Waldemir Barreto/Agência Senado
O senador Renan Calheiros (MDB-AL)
Waldemir Barreto/Agência Senado

No mesmo julgamento no Supremo Tribunal Federal, o ministro Gilmar Mendes voltou a criticar as delações premiadas. "O Plenário tem um encontro marcado com esse e outros acordos que foram celebrados em condições de legalidade duvidosa, tal como observado a partir das informações posteriormente divulgadas nos meios de comunicação."

Não só com relação a Renan (MDB-AL), o colegiado do STF também decidiu, por unanimidade nesta sexta-feira (11/2), arquivar inquérito contra o senador Jader Barbalho (MDB-PA) e, em uma outra ação, contra o presidente da Câmara, Arthur Lira (PP-AL), todas com base em delações premiadas sem provas. No primeiro caso, de falas do ex-senador Delcídio do Amaral, e, na outra, a partir do que contava o doleiro Alberto Youssef, solto em acordo com o então juiz Sergio Moro.

No caso de Renan, o inquérito se juntou a outras 23 ações que já foram arquivadas ou indeferidas nos últimos anos, sob a defesa do advogado Luís Henrique MachadoA caçada judicial contra o emedebista começou em 2016 com a queda do governo petista e a prisão do então presidente da Câmara dos Deputados, Eduardo Cunha. Renan, então presidente do Senado, parecia ter se tornado o "réu da vez" e um dos alvos preferenciais do consórcio de Curitiba, tendo à frente falas públicas do agora político profissional Deltan Dallagnol.

Em relação ao agora ex-procurador da República, foi graças a representação do senador alagoano que o Conselho Nacional do Ministério Público aplicou a pena de censura a Dallagnol, que posteriormente foi mantida pelo Supremo.

Apenas em 2016, foram rejeitadas três ações cautelares e arquivados outros três inquéritos contra o senador. Em uma das ações cautelares (4.173) o então procurador-geral da República, Rodrigo Janot, pediu a prisão de Renan e dos também senadores emedebistas José Sarney e Romero Jucá. Na época, o ministro Teori Zavascki (1948-2017) entendeu que não existiam nos elementos apresentados pelo PGR nenhuma situação de flagrante de crimes inafiançáveis ou permanentes cometido pelos parlamentares.

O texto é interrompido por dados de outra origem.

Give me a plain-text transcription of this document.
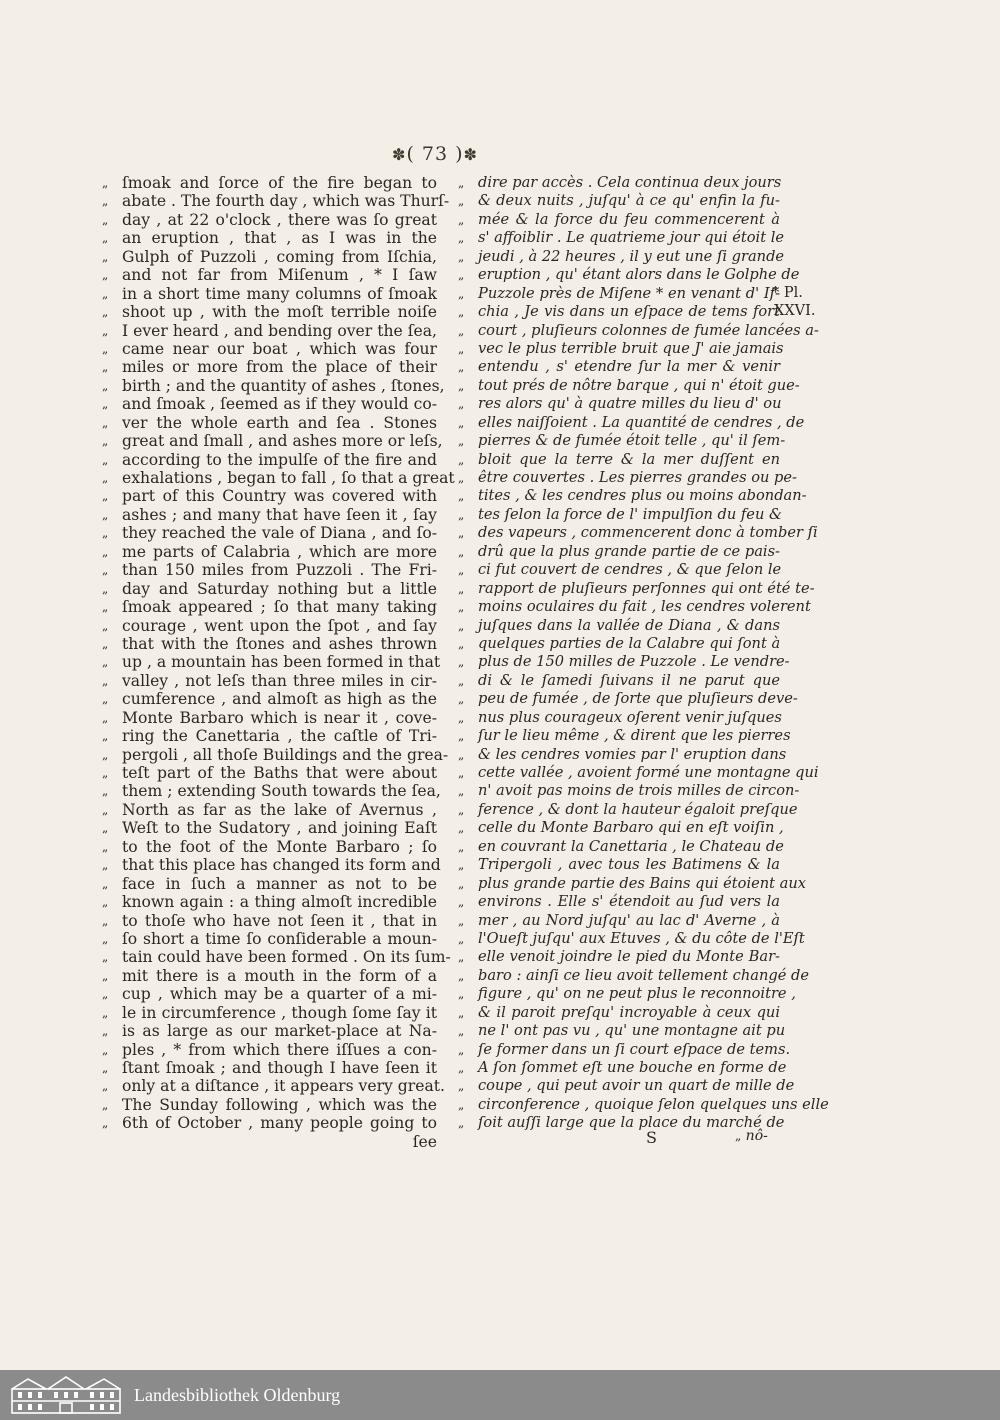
✽( 73 )✽
„ ſmoak and ſorce of the fire began to
„ abate . The fourth day , which was Thurſ-
„ day , at 22 o'clock , there was ſo great
„ an eruption , that , as I was in the
„ Gulph of Puzzoli , coming from Iſchia,
„ and not far from Miſenum , * I ſaw
„ in a short time many columns of ſmoak
„ shoot up , with the moſt terrible noiſe
„ I ever heard , and bending over the ſea,
„ came near our boat , which was four
„ miles or more from the place of their
„ birth ; and the quantity of ashes , ſtones,
„ and ſmoak , ſeemed as if they would co-
„ ver the whole earth and ſea . Stones
„ great and ſmall , and ashes more or leſs,
„ according to the impulſe of the fire and
„ exhalations , began to fall , ſo that a great
„ part of this Country was covered with
„ ashes ; and many that have ſeen it , ſay
„ they reached the vale of Diana , and ſo-
„ me parts of Calabria , which are more
„ than 150 miles from Puzzoli . The Fri-
„ day and Saturday nothing but a little
„ ſmoak appeared ; ſo that many taking
„ courage , went upon the ſpot , and ſay
„ that with the ſtones and ashes thrown
„ up , a mountain has been formed in that
„ valley , not leſs than three miles in cir-
„ cumference , and almoſt as high as the
„ Monte Barbaro which is near it , cove-
„ ring the Canettaria , the caſtle of Tri-
„ pergoli , all thoſe Buildings and the grea-
„ teſt part of the Baths that were about
„ them ; extending South towards the ſea,
„ North as far as the lake of Avernus ,
„ Weſt to the Sudatory , and joining Eaſt
„ to the foot of the Monte Barbaro ; ſo
„ that this place has changed its form and
„ face in ſuch a manner as not to be
„ known again : a thing almoſt incredible
„ to thoſe who have not ſeen it , that in
„ ſo short a time ſo conſiderable a moun-
„ tain could have been formed . On its ſum-
„ mit there is a mouth in the form of a
„ cup , which may be a quarter of a mi-
„ le in circumference , though ſome ſay it
„ is as large as our market-place at Na-
„ ples , * from which there iſſues a con-
„ ſtant ſmoak ; and though I have ſeen it
„ only at a diſtance , it appears very great.
„ The Sunday following , which was the
„ 6th of October , many people going to
ſee
„ dire par accès . Cela continua deux jours
„ & deux nuits , juſqu' à ce qu' enfin la fu-
„ mée & la force du feu commencerent à
„ s' affoiblir . Le quatrieme jour qui étoit le
„ jeudi , à 22 heures , il y eut une ſi grande
„ eruption , qu' étant alors dans le Golphe de
„ Puzzole près de Miſene * en venant d' Iſ-
„ chia , Je vis dans un eſpace de tems fort
„ court , pluſieurs colonnes de fumée lancées a-
„ vec le plus terrible bruit que J' aie jamais
„ entendu , s' etendre ſur la mer & venir
„ tout prés de nôtre barque , qui n' étoit gue-
„ res alors qu' à quatre milles du lieu d' ou
„ elles naiſſoient . La quantité de cendres , de
„ pierres & de fumée étoit telle , qu' il ſem-
„ bloit que la terre & la mer duſſent en
„ être couvertes . Les pierres grandes ou pe-
„ tites , & les cendres plus ou moins abondan-
„ tes ſelon la force de l' impulſion du feu &
„ des vapeurs , commencerent donc à tomber ſi
„ drû que la plus grande partie de ce pais-
„ ci fut couvert de cendres , & que ſelon le
„ rapport de pluſieurs perſonnes qui ont été te-
„ moins oculaires du fait , les cendres volerent
„ juſques dans la vallée de Diana , & dans
„ quelques parties de la Calabre qui ſont à
„ plus de 150 milles de Puzzole . Le vendre-
„ di & le ſamedi ſuivans il ne parut que
„ peu de fumée , de ſorte que pluſieurs deve-
„ nus plus courageux oſerent venir juſques
„ ſur le lieu même , & dirent que les pierres
„ & les cendres vomies par l' eruption dans
„ cette vallée , avoient formé une montagne qui
„ n' avoit pas moins de trois milles de circon-
„ ference , & dont la hauteur égaloit preſque
„ celle du Monte Barbaro qui en eſt voiſin ,
„ en couvrant la Canettaria , le Chateau de
„ Tripergoli , avec tous les Batimens & la
„ plus grande partie des Bains qui étoient aux
„ environs . Elle s' étendoit au ſud vers la
„ mer , au Nord juſqu' au lac d' Averne , à
„ l'Oueſt juſqu' aux Etuves , & du côte de l'Eſt
„ elle venoit joindre le pied du Monte Bar-
„ baro : ainſi ce lieu avoit tellement changé de
„ figure , qu' on ne peut plus le reconnoitre ,
„ & il paroit preſqu' incroyable à ceux qui
„ ne l' ont pas vu , qu' une montagne ait pu
„ ſe former dans un ſi court eſpace de tems.
„ A ſon ſommet eſt une bouche en forme de
„ coupe , qui peut avoir un quart de mille de
„ circonference , quoique ſelon quelques uns elle
„ ſoit auſſi large que la place du marché de
* Pl.
XXVI.
S	„ nô-
Landesbibliothek Oldenburg
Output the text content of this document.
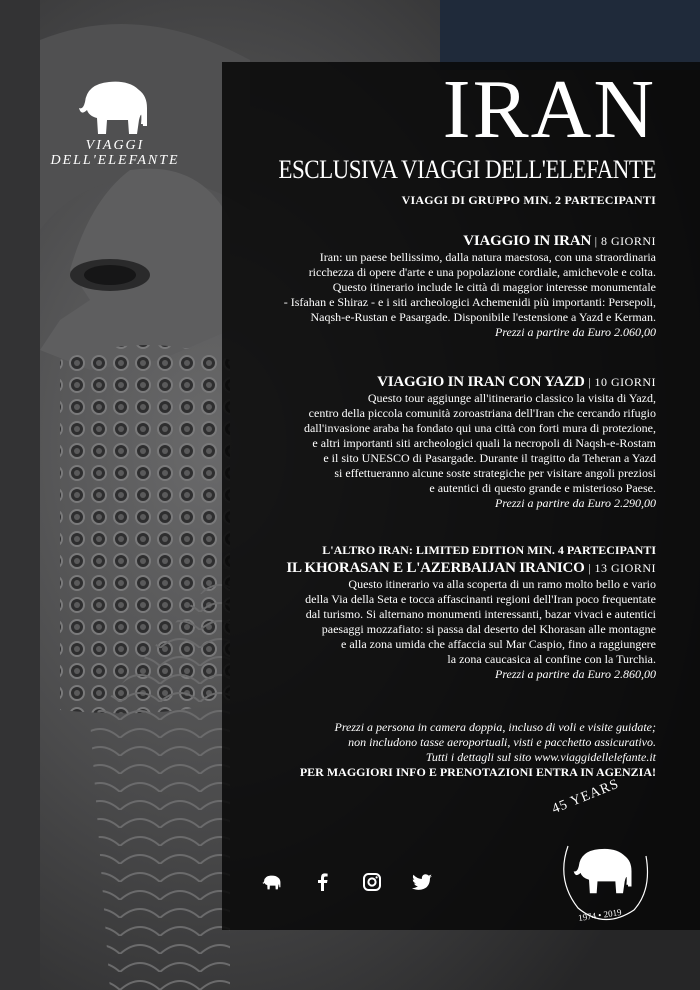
VIAGGI
DELL'ELEFANTE
IRAN
ESCLUSIVA VIAGGI DELL'ELEFANTE
VIAGGI DI GRUPPO MIN. 2 PARTECIPANTI
VIAGGIO IN IRAN | 8 GIORNI

Iran: un paese bellissimo, dalla natura maestosa, con una straordinaria

ricchezza di opere d'arte e una popolazione cordiale, amichevole e colta.

Questo itinerario include le città di maggior interesse monumentale

- Isfahan e Shiraz - e i siti archeologici Achemenidi più importanti: Persepoli,

Naqsh-e-Rustan e Pasargade. Disponibile l'estensione a Yazd e Kerman.

Prezzi a partire da Euro 2.060,00

VIAGGIO IN IRAN CON YAZD | 10 GIORNI

Questo tour aggiunge all'itinerario classico la visita di Yazd,

centro della piccola comunità zoroastriana dell'Iran che cercando rifugio

dall'invasione araba ha fondato qui una città con forti mura di protezione,

e altri importanti siti archeologici quali la necropoli di Naqsh-e-Rostam

e il sito UNESCO di Pasargade. Durante il tragitto da Teheran a Yazd

si effettueranno alcune soste strategiche per visitare angoli preziosi

e autentici di questo grande e misterioso Paese.

Prezzi a partire da Euro 2.290,00

L'ALTRO IRAN: LIMITED EDITION MIN. 4 PARTECIPANTI
IL KHORASAN E L'AZERBAIJAN IRANICO | 13 GIORNI

Questo itinerario va alla scoperta di un ramo molto bello e vario

della Via della Seta e tocca affascinanti regioni dell'Iran poco frequentate

dal turismo. Si alternano monumenti interessanti, bazar vivaci e autentici

paesaggi mozzafiato: si passa dal deserto del Khorasan alle montagne

e alla zona umida che affaccia sul Mar Caspio, fino a raggiungere

la zona caucasica al confine con la Turchia.

Prezzi a partire da Euro 2.860,00

Prezzi a persona in camera doppia, incluso di voli e visite guidate;
non includono tasse aeroportuali, visti e pacchetto assicurativo.
Tutti i dettagli sul sito www.viaggidellelefante.it
PER MAGGIORI INFO E PRENOTAZIONI ENTRA IN AGENZIA!
45 YEARS
1974 • 2019
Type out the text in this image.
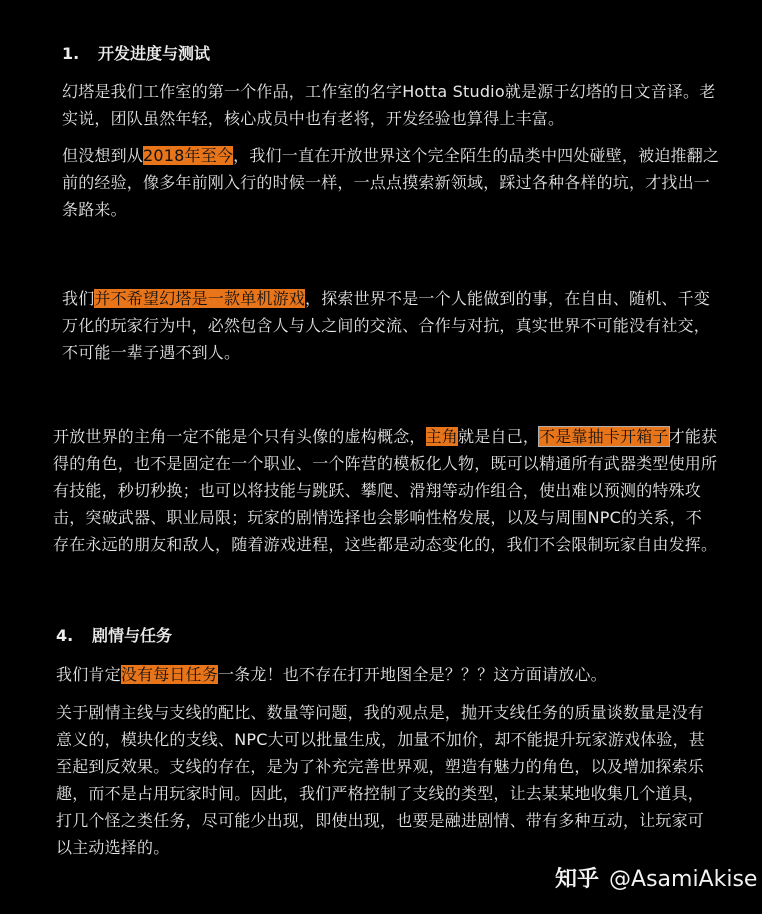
1. 开发进度与测试

幻塔是我们工作室的第一个作品，工作室的名字Hotta Studio就是源于幻塔的日文音译。老实说，团队虽然年轻，核心成员中也有老将，开发经验也算得上丰富。

但没想到从2018年至今，我们一直在开放世界这个完全陌生的品类中四处碰壁，被迫推翻之前的经验，像多年前刚入行的时候一样，一点点摸索新领域，踩过各种各样的坑，才找出一条路来。

我们并不希望幻塔是一款单机游戏，探索世界不是一个人能做到的事，在自由、随机、千变万化的玩家行为中，必然包含人与人之间的交流、合作与对抗，真实世界不可能没有社交，不可能一辈子遇不到人。

开放世界的主角一定不能是个只有头像的虚构概念，主角就是自己，不是靠抽卡开箱子才能获得的角色，也不是固定在一个职业、一个阵营的模板化人物，既可以精通所有武器类型使用所有技能，秒切秒换；也可以将技能与跳跃、攀爬、滑翔等动作组合，使出难以预测的特殊攻击，突破武器、职业局限；玩家的剧情选择也会影响性格发展，以及与周围NPC的关系，不存在永远的朋友和敌人，随着游戏进程，这些都是动态变化的，我们不会限制玩家自由发挥。

4. 剧情与任务

我们肯定没有每日任务一条龙！也不存在打开地图全是？？？这方面请放心。

关于剧情主线与支线的配比、数量等问题，我的观点是，抛开支线任务的质量谈数量是没有意义的，模块化的支线、NPC大可以批量生成，加量不加价，却不能提升玩家游戏体验，甚至起到反效果。支线的存在，是为了补充完善世界观，塑造有魅力的角色，以及增加探索乐趣，而不是占用玩家时间。因此，我们严格控制了支线的类型，让去某某地收集几个道具，打几个怪之类任务，尽可能少出现，即使出现，也要是融进剧情、带有多种互动，让玩家可以主动选择的。

知乎 @AsamiAkise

Teori também indeferiu a Ação Cautelar 4.174, em que Janot pretendia que fossem autorizadas medidas de busca e apreensão em endereços vinculados a Renan, Jucá, Sarney, Vandenbergue dos Santos Sobreira Machado e Bruno Mendes. O magistrado apontou que, apesar do esforço do Ministério Público para tentar extrair do conteúdo das conversas gravadas pelo ex-presidente da Transpetro Sérgio Machado fundamentos para o pedido, as evidências apresentadas não eram suficientes para legitimar a medida.

Em 2016, outro pedido de Janot também foi negado, dessa vez pelo ministro Fachin. O ex-PGR pedia o afastamento liminar de Renan da presidência do Senado, sob a alegação de que ele não poderia ocupar o cargo por ser réu em uma ação em curso no Supremo.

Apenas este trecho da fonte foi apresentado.